Verouderde geluidsbacteriën
Friendly Bacteria opent sterk met de zoomende electronica van ‘Stereo Breath’ en de strakke vocalen van Dennis Jones, die vaker opduiken op de plaat. Helaas is het album iets te verankerd in het verleden.
Tijdens de hoogtijdagen van muzikaal eclecticisme van eind jaren 90 en begin 2000 was mr. Scruff een muzikale omnivoor die van alles aan elkaar mixte en samplede. Het is ook niet verwonderlijk dat hij een thuisbasis had op het label Ninja Tune, dat nog steeds een divers aanbod van dance en electronica levert. Die geest zit er nog sterk in met Friendly Bacteria, maar het klinkt ook een beetje nostalgisch, en op momenten zelfs ouderwets.

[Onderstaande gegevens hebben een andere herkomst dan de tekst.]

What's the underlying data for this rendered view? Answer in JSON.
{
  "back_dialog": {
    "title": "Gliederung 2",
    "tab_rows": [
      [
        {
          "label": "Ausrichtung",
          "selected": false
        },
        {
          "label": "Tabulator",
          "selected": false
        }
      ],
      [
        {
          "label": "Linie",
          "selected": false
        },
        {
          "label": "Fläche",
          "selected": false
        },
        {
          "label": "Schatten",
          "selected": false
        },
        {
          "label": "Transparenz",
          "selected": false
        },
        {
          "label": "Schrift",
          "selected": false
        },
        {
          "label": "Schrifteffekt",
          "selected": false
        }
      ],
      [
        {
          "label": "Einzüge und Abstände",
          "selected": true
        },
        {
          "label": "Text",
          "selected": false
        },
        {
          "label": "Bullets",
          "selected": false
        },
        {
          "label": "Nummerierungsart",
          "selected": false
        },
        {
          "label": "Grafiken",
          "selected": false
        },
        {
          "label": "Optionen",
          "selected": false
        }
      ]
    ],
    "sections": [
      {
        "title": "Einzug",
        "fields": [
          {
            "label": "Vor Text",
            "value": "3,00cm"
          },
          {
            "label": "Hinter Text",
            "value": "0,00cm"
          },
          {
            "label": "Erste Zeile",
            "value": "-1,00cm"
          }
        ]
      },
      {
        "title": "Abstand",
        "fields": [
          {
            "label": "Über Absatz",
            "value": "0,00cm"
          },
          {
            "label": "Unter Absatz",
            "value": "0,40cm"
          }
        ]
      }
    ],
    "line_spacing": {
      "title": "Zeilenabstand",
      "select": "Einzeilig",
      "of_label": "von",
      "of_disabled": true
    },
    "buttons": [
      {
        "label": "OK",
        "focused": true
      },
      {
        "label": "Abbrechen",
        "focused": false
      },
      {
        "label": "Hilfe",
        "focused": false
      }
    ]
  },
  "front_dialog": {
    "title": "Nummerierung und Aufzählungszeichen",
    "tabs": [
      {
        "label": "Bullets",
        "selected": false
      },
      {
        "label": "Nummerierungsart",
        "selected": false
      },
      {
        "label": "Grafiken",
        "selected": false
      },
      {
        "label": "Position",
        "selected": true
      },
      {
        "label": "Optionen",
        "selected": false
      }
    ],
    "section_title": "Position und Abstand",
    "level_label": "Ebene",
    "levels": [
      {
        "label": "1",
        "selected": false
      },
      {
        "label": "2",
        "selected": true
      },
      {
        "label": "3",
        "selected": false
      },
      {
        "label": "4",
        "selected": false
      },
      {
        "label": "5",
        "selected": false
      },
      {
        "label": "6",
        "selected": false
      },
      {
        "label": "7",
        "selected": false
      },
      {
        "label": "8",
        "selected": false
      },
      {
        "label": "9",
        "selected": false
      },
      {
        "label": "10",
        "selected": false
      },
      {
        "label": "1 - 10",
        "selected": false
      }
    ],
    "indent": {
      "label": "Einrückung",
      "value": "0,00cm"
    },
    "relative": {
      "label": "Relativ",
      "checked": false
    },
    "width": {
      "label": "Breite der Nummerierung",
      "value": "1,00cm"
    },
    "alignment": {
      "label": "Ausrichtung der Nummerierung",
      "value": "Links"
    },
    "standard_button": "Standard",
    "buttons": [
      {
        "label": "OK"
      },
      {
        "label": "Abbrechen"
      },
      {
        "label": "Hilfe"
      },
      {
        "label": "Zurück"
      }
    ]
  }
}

Zo heeft de moderne street soul van ‘Render Me’ wat weg van de vroege platen van 4Hero, maar het klinkt iets te mellow. Rollende breakbeats en een vervormd blaasinstrument dat klinkt als een neppe trompet vormen de basis voor het melige ‘Deliverance’. Het komt echter over als opvulling. Hetzelfde kan gezegd worden van ‘What’, waarop jazzinstrumenten door de blender gaan. Het relaxte gitaartje en de vocalen à la Fink van ‘Thought to the Meaning’ zijn weer een soort nu-folk gemixt met hipster urbansoul, maar het mist de rauwheid en edge die je normaal gesproken zou verwachten van Ninja Tune. Gladder wordt het met ‘Come Find Me’, wat met de zang van Vanessa Freeman doet denken aan de remixes van Jazzanova. Het is een nummer dat past op oude loungeverzamelaars en mixplaten die nog steeds worden gedraaid op horeca-gelegenheden waar je te veel betaalt voor de wijn. Dat geldt ook voor ‘He Don’t’, met vocalen van Robert Owens, maar het is allemaal helaas even onverrassend.